For more information on when, how, and why we pump water into Nebraska’s Rainwater Basin wetlands, view our Pumping Pointers document that includes frequently asked questions and answers.
A Special Hunting Area (SHA) at Clear Creek WMA consists of about 300 acres where there are 11 pit blinds for waterfowl hunting. The SHA is open to hunting waterfowl and other game species until the check station opens on the Monday before Thanksgiving to Feb. 1 or as otherwise posted. During the time when the check station is open, hunters must check in at the check station office and can only hunt within the provided blinds. Downed birds may be retrieved from the Clear Creek Seasonal Refuge, although no firearms are allowed there. A printable map of the special hunting area, along with special regulations, is available for download.

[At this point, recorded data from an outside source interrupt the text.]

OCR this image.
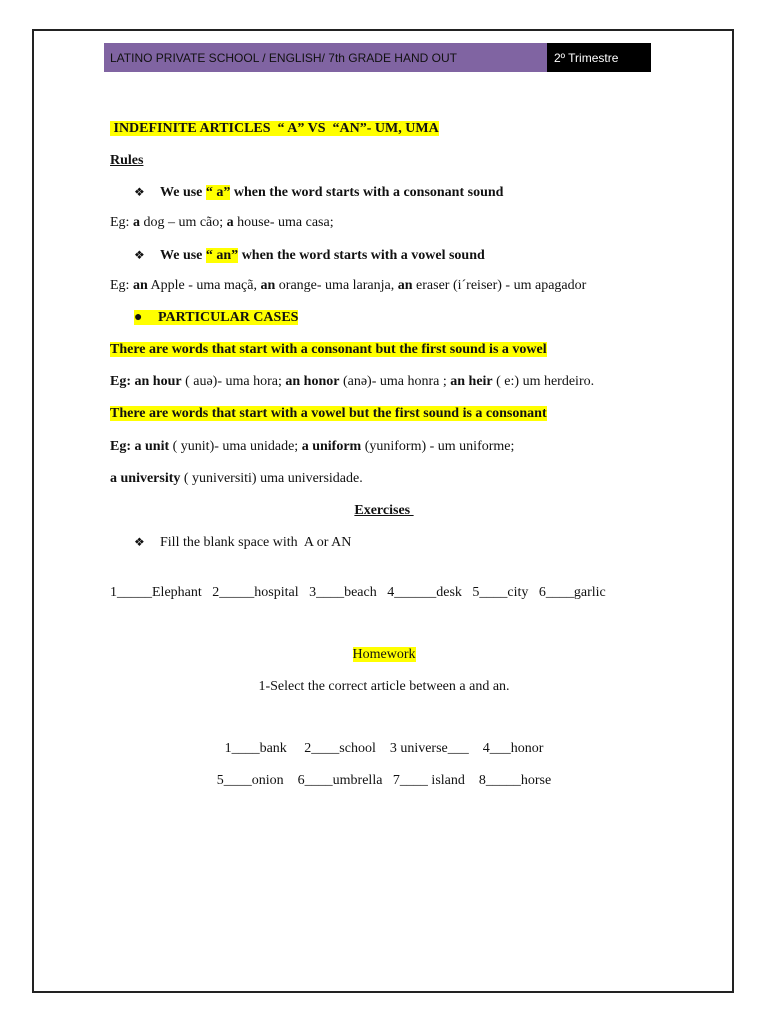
LATINO PRIVATE SCHOOL / ENGLISH/ 7th GRADE HAND OUT	2º Trimestre
INDEFINITE ARTICLES  “ A” VS  “AN”- UM, UMA
Rules
❖ We use “ a” when the word starts with a consonant sound
Eg: a dog – um cão; a house- uma casa;
❖ We use “ an” when the word starts with a vowel sound
Eg: an Apple - uma maçã, an orange- uma laranja, an eraser (i´reiser) - um apagador
● PARTICULAR CASES
There are words that start with a consonant but the first sound is a vowel
Eg: an hour ( auə)- uma hora; an honor (anə)- uma honra ; an heir ( e:) um herdeiro.
There are words that start with a vowel but the first sound is a consonant
Eg: a unit ( yunit)- uma unidade; a uniform (yuniform) - um uniforme;
a university ( yuniversiti) uma universidade.
Exercises
❖ Fill the blank space with  A or AN
1_____Elephant   2_____hospital   3____beach   4______desk   5____city   6____garlic
Homework
1-Select the correct article between a and an.
1____bank     2____school    3 universe___    4___honor
5____onion    6____umbrella   7____ island    8_____horse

Up to five blinds at the SHA are available by reservation. Hunters may apply for reservation dates during August and September, and a drawing is held the first Wednesday in October. Reservation applications are available online, at the Clear Creek WMA field office or at the District IV Office in North Platte. If any advance reservation dates remain after the drawing, hunters may call the District IV Office in North Platte at 308-535-8025 to reserve one. No more than two advance reservations are allowed per individual. Remaining blinds are allocated each day by a drawing conducted 45 minutes before legal shooting hours for that day. The check station opens an hour and a half before drawing time. The drawing determines the order of blind selection. Blinds not allocated in the drawing and those vacated during the day will be assigned on a first-come, first-served basis. Hunters may hunt only with the group they registered with for the drawing.
Clear Creek WMA goose harvest totals are updated weekly during the season.